Alert Verification Workflow#

Two approaches for leveraging VLMs to generate alerts are showcased as part of the agent worklows:

Alert Verification: The VLM analyzes video snippets corresponding to alerts generated upstream for verification; original alerts are generated through combination of object detection/tracking and behavior analytics microservices that process video streams in realtime. This approach invokes the VLM more sporadically and hence has lower GPU requirements , but depends on an upstream entity to generate “candidate” alerts for verification.
Real-Time alerts: The VLM continuously processes segments from a video source (eg: camera) at periodic intervals based on a user defined chunk duration . This approach leverages the generalizability of VLMs to trigger alerts for a broad set of cases (VLM fine tuning/prompt tuning may be needed). . However, it has higher GPU requirements due to more frequent VLM usage.

This section addresses the Alert Verification workflow; see the next section for Real-Time Alerts.

Use Cases for Alert Verification

Estimated Deployment Time: 15-20 minutes

The following diagram illustrates the alert verification workflow architecture:

Key Features of the Alert Verification Agent:

RTVI CV for real-time object detection using Grounding DINO (open-vocabulary detection)
Behavior Analaytics for rule-based and configurable alert generation from detection results
Alert Verification for VLM-based alert clip review to reduce false positives
Alert storage for querying and reporting
Report Generation

What’s being deployed#

NVStreamer: Video streaming service for dataset video playback, thereby replicating live cameras in a real world deployment
Video IO & Storage (VIOS): Video ingestion (of NVStreamer video streams) supporting live streaming, recording, and playback features used by the agent
RTVI CV: Real-Time Video Intelligence CV Microservice for object detection that processes VIOS live streams to output metadata to Kafka
Behavior Analaytics: Processes metadata from RTVI CV to generate alerts
Alert Verification: Verification of alert video using VLM
Cosmos Reason (NIM): Vision-language model with physical reasoning capabilities used by Alert Verification
ELK: Elasticsearch, Logstash, and Kibana stack for log storage and analysis
VSS Agent: Agent service that orchestrates tool calls and model inference to answer questions and generate outputs
Nemotron LLM (NIM): LLM inference service used for reasoning, tool selection, and response generation
Phoenix: Observability and telemetry service for agent workflow monitoring

Before you begin, ensure all of the prerequisites are met. See Prerequisites for more details.

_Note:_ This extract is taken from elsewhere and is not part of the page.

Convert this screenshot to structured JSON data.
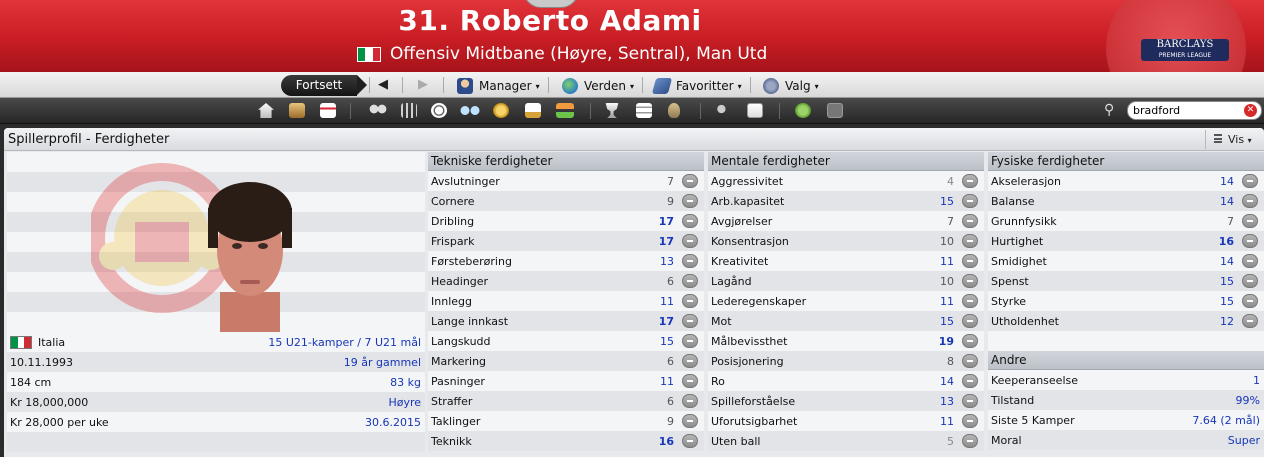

Once deployed, the following services are available:

Once you’ve familiarized yourself with the alert verification workflow, you can explore:

Modifying the alert prompt in the Alert Verification Microservice configuration.
Adjusting rate limit settings to control alert verification frequency.
Configuring G-DINO prompting and class thresholds for custom detection scenarios.

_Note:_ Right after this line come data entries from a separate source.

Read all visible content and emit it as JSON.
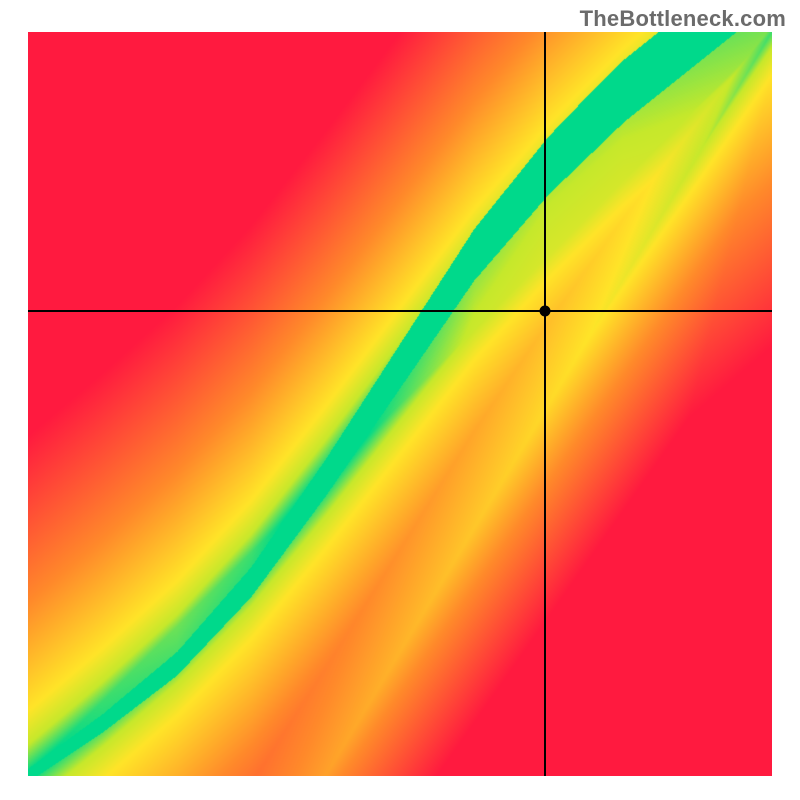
{
  "watermark": "TheBottleneck.com",
  "chart_data": {
    "type": "heatmap",
    "title": "",
    "xlabel": "",
    "ylabel": "",
    "xlim": [
      0,
      1
    ],
    "ylim": [
      0,
      1
    ],
    "crosshair": {
      "x": 0.695,
      "y": 0.625
    },
    "marker": {
      "x": 0.695,
      "y": 0.625
    },
    "gradient_description": "Heatmap with a green optimal band running diagonally from bottom-left to top-right along a slightly curved path (slope >1 overall). Red opposing corners blending through orange and yellow toward the green band.",
    "green_band_curve": [
      {
        "x": 0.0,
        "y": 0.0
      },
      {
        "x": 0.1,
        "y": 0.07
      },
      {
        "x": 0.2,
        "y": 0.15
      },
      {
        "x": 0.3,
        "y": 0.26
      },
      {
        "x": 0.4,
        "y": 0.4
      },
      {
        "x": 0.5,
        "y": 0.55
      },
      {
        "x": 0.6,
        "y": 0.7
      },
      {
        "x": 0.7,
        "y": 0.82
      },
      {
        "x": 0.8,
        "y": 0.92
      },
      {
        "x": 0.9,
        "y": 1.0
      }
    ],
    "secondary_yellow_band": [
      {
        "x": 0.4,
        "y": 0.0
      },
      {
        "x": 0.55,
        "y": 0.25
      },
      {
        "x": 0.7,
        "y": 0.5
      },
      {
        "x": 0.85,
        "y": 0.75
      },
      {
        "x": 1.0,
        "y": 1.0
      }
    ],
    "colors": {
      "red": "#ff1a3f",
      "orange": "#ff8a2a",
      "yellow": "#ffe428",
      "yellowgreen": "#c6e82b",
      "green": "#00d98b"
    }
  }
}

Some CR2 VLM inaccuracies might be observed with the public model.
Video snippets generated for alerts may be short (eg: only couple of seconds) depending on behavior analytics processing of the specific video, which could impacting VLM accuracy. To address this issue, modify the fovCountViolationIncidentThreshold setting to desired minimal alert clip duration within this file deployments/developer-workflow/dev-profile-alerts/vss-behavior-analytics/configs/vss-behavior-analytics-kafka-config.json
Video playback duration for verified alerts may not exactly match the alert timestamps.
Report generation may not work correctly with this profile.
In the event perception crashes and restarts, streams are not automatically readded and alerts will not be generated.
For remote VLM and LLM deployments, the alert verification timeout may need to be increased from the default value of 5 seconds. See Alert Verification VLM Configuration Options for specific details.